Seit drei Wochen sind die bayerischen Schulen geschlossen – und es ist nicht unwahrscheinlich, dass Schüler auch nach den Osterferien zu Hause lernen müssen. Geht das genauso gut wie im Klassenzimmer?
Sonja Dollinger: Wir stehen vor einer beispiellosen Krise, deren Ende noch nicht absehbar ist. Es gab noch keine vergleichbare Situation, sodass es noch keine spezifischen Befunde zum Lernen daheim in diesem Ausmaß gibt. Theoretisch aber ist das über einen begrenzten Zeitraum denkbar, wenn im Vorfeld die Strukturen geschaffen sind. Aber nichts kann letztendlich den direkten Austausch und das gemeinsame, von der Lehrkraft begleitete Lernen mit anderen Kindern ersetzen. Der Wissensstand zum digitalen Lernen generell ist aber profund und erlaubt uns – zusammen mit den Erfahrungen, die Kinder, Eltern und Lehrkräfte in den letzten Wochen machen und mitteilen – begründbare Vermutungen, wie Kinder möglichst gut unter den gegebenen Umständen lernen können und wo es Probleme gibt.
Wie wichtig ist die Lernumgebung Schule für ein erfolgreiches Lernen?

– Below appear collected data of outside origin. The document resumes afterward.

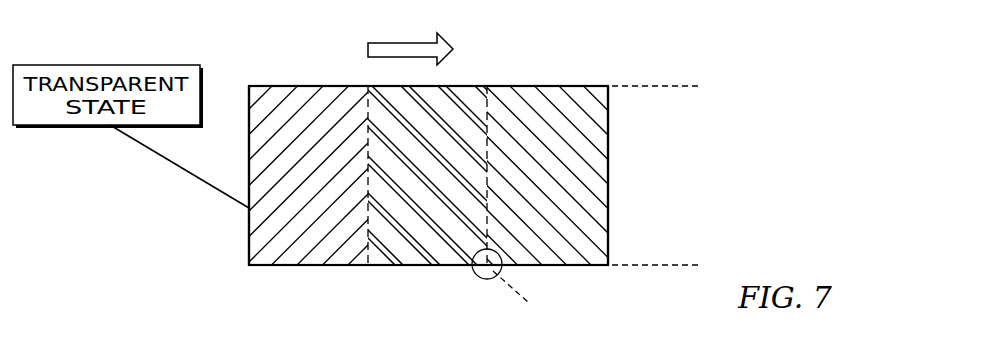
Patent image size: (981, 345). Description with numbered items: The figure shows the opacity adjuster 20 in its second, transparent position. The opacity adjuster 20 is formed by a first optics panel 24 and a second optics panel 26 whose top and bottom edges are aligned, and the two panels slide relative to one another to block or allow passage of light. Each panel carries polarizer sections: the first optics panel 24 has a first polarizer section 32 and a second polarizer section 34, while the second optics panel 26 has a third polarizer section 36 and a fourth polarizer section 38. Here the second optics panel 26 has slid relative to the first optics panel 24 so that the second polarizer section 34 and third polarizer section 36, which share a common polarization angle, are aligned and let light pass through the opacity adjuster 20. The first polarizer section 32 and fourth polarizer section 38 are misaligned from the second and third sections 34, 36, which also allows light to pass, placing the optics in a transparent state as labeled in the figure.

The opacity adjuster 20 is at (280, 40).
The first optics panel 24 is at (244, 104).
The second optics panel 26 is at (613, 102).
The first polarizer section 32 is at (287, 114).
The second polarizer section 34 is at (444, 133).
The third polarizer section 36 is at (386, 250).
The fourth polarizer section 38 is at (545, 108).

Sabine Martschinke: Äußerst wichtig. Die Kinder erleben dort unmittelbare Gemeinsamkeit. Vielleicht noch entscheidender ist der direkte Kontakt mit der Lehrkraft. Kinder brauchen ständige Rückmeldung, um effektiv lernen zu können. Die Forschung zur Unterrichtsqualität besagt: Je strukturierter der Unterricht gestaltet ist, desto erfolgreicher lernen Schüler. Natürlich werden Lehrkräfte – und sicher auch Eltern – versuchen, den Kindern auch beim Lernen daheim Struktur zu geben, aber das ist und war unter den gegebenen Umständen sicher nicht immer umsetzbar.
Zuletzt hieß es immer wieder, Eltern seien jetzt „Ersatzlehrer“. Können Eltern die Lehrkraft ersetzen?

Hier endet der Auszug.